Sue --
 
We're MAGIC 5.5 and went live with NUR documentation a little over a year
ago.  We attributed quite a bit, and a lot of what we did has been very
helpful.  Skip queries and Y/N toggles, for instance.  We also use totalling
attributes here and there, which can have some issues if one of the values
is changed, so then you need to build in some controls for that AND train
staff to how it works. 
 
Attributes don't work in the Point Of Care format, so bear that in mind if
you plan to go that route.
 
I'm not sure that I'd say attributes have slowed staff down, but it's
certainly true that the best screen in the world won't make up for an iffy
process.  There's something to be said for keeping screens as
straightforward as possible; we haven't had a version upgrade since we went
live with NUR documentation but I hear that there can be problems with
attributes.  
 
I've seen some amazingly creative and effective attributing discussed on the
L, and we've done some here, but don't get into the state of diminishing
returns.  Here's an example: pulling lab results (or other info from outside
NUR) onto a screen.  It can be done -- we do it, on several screens -- but
before you do, walk right through your process and make sure you're clear
what you really need.  Maybe you need that value on a printed report with
the information from the screen, or in a PCI query group, rather than ON the
screen.
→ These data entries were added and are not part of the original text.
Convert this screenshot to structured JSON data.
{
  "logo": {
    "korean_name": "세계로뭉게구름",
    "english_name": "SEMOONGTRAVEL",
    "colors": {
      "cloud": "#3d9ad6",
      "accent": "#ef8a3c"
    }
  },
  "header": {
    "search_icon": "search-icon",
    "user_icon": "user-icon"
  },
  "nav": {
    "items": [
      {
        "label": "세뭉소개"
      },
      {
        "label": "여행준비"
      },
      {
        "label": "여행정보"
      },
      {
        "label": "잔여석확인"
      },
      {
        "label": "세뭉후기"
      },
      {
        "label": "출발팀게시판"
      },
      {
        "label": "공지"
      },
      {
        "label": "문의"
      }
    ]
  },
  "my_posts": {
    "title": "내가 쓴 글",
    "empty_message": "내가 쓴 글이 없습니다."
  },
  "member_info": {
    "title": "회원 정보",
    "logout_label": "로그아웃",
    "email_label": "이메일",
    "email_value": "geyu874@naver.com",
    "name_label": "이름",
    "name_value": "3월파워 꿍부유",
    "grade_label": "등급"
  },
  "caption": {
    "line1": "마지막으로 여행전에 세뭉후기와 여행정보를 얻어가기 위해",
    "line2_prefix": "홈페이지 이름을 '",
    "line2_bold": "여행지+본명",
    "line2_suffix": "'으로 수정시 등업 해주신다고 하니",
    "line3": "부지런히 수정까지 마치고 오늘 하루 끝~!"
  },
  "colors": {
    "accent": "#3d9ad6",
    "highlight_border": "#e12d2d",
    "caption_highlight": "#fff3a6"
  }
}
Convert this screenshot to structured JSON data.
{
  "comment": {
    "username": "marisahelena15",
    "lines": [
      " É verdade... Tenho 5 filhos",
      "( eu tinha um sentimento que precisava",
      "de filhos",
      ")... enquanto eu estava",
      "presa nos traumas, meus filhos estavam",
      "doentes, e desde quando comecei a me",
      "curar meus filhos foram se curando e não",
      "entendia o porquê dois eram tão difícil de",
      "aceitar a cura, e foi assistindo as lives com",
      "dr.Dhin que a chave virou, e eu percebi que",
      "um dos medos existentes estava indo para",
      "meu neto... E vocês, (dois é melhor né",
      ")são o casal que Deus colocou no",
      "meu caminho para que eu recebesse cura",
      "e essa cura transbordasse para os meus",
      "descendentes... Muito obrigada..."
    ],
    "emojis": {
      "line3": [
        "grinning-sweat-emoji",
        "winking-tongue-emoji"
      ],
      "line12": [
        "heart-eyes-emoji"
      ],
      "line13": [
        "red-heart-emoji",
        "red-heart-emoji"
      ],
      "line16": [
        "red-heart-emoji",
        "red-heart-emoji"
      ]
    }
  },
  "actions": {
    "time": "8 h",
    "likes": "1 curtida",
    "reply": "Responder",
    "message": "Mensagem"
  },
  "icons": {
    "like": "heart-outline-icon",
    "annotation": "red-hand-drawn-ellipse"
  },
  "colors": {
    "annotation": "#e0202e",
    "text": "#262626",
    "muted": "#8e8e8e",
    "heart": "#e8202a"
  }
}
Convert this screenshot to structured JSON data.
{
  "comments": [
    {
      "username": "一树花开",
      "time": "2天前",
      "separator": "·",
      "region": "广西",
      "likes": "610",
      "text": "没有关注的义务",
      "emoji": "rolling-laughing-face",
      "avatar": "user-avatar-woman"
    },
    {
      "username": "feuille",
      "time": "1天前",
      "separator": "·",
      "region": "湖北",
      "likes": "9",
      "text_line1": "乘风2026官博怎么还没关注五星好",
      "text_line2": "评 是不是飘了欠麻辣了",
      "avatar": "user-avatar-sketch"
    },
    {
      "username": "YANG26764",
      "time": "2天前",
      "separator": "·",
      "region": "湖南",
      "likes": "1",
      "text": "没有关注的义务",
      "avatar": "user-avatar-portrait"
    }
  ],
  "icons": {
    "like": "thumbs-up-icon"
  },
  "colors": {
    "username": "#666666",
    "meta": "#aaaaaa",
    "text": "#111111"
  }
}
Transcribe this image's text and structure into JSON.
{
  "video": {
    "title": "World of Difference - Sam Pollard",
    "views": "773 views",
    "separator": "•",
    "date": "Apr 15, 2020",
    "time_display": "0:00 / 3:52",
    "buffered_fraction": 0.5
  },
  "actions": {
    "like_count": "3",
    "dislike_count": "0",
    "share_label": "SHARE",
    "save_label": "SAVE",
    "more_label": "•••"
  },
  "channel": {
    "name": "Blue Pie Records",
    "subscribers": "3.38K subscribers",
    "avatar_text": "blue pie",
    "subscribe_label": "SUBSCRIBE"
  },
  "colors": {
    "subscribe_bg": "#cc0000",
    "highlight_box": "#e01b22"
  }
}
It's easy to put a lot of time into something like that: make sure
it truly serves your process. 
 
Hope that gives you an idea of our experience!
 
 
Linda Bulger
System Analyst
Franklin Memorial Hospital
1-207-779-3121
 
 

-----Original Message-----
From: Susan Graham [mailto:[EMAIL PROTECTED]
Sent: Friday, July 20, 2007 11:57 AM
To: [email protected]
Subject: [MEDITECH-L] NUR Assessment documentation and use of Attributes


Hello L List  NUR users,
 
We are a MAGIC site in the process of implementing NUR for the first time.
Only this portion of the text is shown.